Senescent-like border-associated macrophages regulate cognitive aging via migrasome-mediated induction of paracrine senescence in microglia.

Aging is a major risk factor for various neurological disorders, including Alzheimer's disease, and is associated with the accumulation of senescent cells, which can themselves propagate the senescence process through paracrine signaling. Migrasomes are organelles that form during cellular migration, detach from parent cells and mediate intercellular communication. Here we demonstrate that border-associated macrophages (BAMs) acquire senescence-associated properties during early brain aging, possibly due to prolonged exposure to amyloid beta.

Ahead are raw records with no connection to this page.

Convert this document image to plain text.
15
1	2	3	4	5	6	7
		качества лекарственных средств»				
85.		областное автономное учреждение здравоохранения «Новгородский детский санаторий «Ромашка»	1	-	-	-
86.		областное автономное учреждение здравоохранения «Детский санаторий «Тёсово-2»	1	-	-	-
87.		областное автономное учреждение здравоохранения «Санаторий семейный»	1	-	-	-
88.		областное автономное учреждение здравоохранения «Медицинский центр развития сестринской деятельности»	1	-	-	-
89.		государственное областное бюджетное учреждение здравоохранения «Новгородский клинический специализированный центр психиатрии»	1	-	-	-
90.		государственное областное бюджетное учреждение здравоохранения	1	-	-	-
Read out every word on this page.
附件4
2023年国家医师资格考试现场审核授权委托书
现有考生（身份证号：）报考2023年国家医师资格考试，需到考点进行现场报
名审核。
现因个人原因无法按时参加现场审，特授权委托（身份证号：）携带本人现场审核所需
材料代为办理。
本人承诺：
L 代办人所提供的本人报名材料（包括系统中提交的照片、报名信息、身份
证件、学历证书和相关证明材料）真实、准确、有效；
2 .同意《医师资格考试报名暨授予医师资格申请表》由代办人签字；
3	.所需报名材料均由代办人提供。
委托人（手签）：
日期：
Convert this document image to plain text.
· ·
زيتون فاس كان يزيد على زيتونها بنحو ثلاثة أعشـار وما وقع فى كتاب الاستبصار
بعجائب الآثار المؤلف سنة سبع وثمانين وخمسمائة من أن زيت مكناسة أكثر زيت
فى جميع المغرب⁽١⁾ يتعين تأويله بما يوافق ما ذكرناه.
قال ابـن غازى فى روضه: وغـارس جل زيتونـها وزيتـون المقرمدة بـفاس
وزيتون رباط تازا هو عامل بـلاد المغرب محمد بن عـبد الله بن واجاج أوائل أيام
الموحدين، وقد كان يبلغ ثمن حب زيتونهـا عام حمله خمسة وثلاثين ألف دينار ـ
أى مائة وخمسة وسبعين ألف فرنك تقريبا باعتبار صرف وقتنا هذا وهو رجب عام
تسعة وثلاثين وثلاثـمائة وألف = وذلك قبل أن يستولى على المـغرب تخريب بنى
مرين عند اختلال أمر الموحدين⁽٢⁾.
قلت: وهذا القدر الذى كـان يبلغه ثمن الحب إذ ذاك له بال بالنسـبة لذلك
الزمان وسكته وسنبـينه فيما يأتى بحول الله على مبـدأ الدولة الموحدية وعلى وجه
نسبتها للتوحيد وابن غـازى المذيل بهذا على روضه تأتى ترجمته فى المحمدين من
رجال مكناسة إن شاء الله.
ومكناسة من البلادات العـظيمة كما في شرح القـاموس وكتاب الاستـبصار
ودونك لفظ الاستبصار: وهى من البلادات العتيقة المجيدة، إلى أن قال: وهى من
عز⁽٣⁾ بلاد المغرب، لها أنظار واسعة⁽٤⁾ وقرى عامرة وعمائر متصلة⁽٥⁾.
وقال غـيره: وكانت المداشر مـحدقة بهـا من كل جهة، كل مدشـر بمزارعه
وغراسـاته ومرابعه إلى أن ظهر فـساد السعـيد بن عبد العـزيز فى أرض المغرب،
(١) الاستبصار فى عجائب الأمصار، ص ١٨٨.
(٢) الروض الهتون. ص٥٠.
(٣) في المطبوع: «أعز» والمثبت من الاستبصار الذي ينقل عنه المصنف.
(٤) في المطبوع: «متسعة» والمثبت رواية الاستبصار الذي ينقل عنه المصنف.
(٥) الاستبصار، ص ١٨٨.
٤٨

Senescent-like BAMs show elevated production of migrasomes, which convey senescence-associated signals including the apoptosis inhibitor of macrophage to neighboring cells. We show that microglia are prominent recipients of senescent-like BAM-derived migrasomes, and that through activation of CD16 in recipient cells, the apoptosis inhibitor of macrophage inhibits apoptosis and promotes senescence induction. Blocking migrasome induction in senescent-like BAMs through treatment with Tspan4-targeting siRNA-encapsulated liposomes ameliorates cognitive deficits in aged mice. Our findings suggest that migrasomes are potent vehicles of senescence-regulatory signals and represent a promising target for senomorphic therapy.